The major systems in insects are the circulatory, respiratory, nervous, muscular, digestive, and reproductive systems. In the circulatory system, blood is pumped by the heart in a tube to the aorta, the head, and to other organs. Then, it enters the ostia openings along the sides of the tube and flows back to the heart. The respiratory system carries O2 to cells and removes CO2 from cells by branching out to all cells of the body. The nervous system consists of a brain that receives information from the eyes and antennae, and controls the whole body. There are also 2 nerve cords containing ganglia fused together to control activities of the segment without the help of the brain.
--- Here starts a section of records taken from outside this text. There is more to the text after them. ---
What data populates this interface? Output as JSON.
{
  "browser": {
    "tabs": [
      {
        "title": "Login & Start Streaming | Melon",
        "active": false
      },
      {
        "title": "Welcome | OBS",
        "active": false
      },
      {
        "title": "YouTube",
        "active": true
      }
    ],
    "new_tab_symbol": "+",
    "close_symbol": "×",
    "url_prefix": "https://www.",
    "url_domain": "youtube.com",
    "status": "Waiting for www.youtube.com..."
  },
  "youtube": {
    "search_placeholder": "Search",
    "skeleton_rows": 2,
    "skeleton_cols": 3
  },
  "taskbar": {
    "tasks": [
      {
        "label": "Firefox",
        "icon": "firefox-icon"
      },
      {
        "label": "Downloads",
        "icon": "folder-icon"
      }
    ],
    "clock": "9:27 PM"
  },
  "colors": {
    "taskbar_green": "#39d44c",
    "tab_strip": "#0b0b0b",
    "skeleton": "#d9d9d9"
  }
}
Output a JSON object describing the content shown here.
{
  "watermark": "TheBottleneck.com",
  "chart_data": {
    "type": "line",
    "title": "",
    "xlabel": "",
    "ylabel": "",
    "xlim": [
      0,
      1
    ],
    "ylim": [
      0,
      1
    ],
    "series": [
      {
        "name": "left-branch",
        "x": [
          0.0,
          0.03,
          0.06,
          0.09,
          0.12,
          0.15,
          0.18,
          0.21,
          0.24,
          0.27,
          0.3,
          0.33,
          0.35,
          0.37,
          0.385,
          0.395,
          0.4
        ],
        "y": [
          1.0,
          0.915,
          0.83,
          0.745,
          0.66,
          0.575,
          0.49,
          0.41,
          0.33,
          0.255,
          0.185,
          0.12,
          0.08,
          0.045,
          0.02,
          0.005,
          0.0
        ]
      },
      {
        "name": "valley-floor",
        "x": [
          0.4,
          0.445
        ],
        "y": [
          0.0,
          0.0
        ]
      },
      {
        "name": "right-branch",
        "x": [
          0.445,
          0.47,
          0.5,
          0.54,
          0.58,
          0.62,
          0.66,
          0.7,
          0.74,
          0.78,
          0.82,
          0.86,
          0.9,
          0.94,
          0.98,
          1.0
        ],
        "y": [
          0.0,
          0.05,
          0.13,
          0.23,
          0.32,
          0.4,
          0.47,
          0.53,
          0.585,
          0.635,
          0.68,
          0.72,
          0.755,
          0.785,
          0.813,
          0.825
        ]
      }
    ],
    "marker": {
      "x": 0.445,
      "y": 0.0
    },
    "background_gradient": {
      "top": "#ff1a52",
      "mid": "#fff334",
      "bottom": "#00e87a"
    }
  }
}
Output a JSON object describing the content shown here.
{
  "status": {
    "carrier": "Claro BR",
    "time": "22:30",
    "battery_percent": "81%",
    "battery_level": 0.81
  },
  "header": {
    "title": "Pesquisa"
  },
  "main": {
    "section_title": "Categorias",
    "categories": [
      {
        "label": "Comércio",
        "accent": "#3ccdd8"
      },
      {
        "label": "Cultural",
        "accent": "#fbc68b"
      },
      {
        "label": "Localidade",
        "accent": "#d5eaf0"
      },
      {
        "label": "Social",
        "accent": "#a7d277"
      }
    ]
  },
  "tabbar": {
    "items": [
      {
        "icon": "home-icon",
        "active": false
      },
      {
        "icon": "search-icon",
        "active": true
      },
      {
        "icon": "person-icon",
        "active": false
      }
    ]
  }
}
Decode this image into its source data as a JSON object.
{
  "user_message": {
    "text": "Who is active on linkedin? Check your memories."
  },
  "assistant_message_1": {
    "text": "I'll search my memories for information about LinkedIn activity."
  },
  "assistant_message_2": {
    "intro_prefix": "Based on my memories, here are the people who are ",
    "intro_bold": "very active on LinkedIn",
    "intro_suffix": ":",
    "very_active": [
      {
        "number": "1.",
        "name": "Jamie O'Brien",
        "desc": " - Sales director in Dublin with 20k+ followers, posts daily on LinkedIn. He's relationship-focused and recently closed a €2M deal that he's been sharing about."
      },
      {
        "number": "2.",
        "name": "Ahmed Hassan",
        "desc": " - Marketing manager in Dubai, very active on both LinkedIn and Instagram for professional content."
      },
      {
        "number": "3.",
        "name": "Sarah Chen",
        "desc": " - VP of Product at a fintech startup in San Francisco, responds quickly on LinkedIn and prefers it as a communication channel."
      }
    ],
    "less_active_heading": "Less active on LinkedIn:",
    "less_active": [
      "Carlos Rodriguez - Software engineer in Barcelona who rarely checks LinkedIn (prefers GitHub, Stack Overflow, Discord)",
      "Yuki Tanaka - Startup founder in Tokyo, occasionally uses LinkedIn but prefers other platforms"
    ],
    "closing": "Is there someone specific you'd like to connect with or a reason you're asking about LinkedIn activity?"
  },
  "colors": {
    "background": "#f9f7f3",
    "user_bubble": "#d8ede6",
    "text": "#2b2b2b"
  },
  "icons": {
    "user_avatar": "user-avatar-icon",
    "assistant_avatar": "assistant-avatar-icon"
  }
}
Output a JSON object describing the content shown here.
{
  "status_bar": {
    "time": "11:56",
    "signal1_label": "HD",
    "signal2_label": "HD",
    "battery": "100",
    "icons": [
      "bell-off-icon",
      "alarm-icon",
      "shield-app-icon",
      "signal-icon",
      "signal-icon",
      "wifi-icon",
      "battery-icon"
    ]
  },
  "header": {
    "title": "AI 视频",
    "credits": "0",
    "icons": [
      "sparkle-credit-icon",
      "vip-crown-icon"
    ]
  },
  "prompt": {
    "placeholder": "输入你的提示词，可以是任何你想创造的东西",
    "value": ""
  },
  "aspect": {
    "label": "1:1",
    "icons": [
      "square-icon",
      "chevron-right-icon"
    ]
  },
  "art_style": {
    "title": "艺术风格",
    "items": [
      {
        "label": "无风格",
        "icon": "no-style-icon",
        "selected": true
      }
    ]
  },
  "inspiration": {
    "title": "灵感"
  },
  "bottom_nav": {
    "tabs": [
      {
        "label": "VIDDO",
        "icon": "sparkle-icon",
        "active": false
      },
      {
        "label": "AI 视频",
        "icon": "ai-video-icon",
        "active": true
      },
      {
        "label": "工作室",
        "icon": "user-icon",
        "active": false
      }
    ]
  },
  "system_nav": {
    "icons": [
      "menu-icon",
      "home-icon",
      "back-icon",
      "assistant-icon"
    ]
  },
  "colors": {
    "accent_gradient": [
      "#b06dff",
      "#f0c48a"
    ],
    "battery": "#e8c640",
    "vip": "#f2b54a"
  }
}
The insect muscular system is made up of a few thousand small but strong muscles, allowing the insect to carry objects heavier than itself. The digestive system is basically a long tube where food enters the mouth, goes to the crop where it is stored, then to the gizzard where it is ground up, and then to the stomach where it is digested. The undigested parts and wastes are moved to the intestine and colon, and then released at the anus. In the reproductive system, a new individual is produced sexually when the female eggs produced in the ovaries unite with male sperm produced in the testes. Both humans and insects live almost everywhere, eat all kinds of food, and use all kinds of materials to build homes, so they constantly live in conflict.
Some insects seriously affect human health and are parasitic on humans and other animals. Insects that feed on human or animal blood can carry diseases in their salivary juices and spread them to other animals. Many insects irritate us without disturbing our health. Some bite and sting, and some people are allergic to them. Additionally, some insects are injurious to our agricultural crops, food products, clothing, and wooden buildings.
So far, man has only had partial success in defending against insects. However, some insect species are beneficial to man. For example, the honey bee supplies us with honey, and the silkworm supplies us with silk. So bugs really aren’t that bad.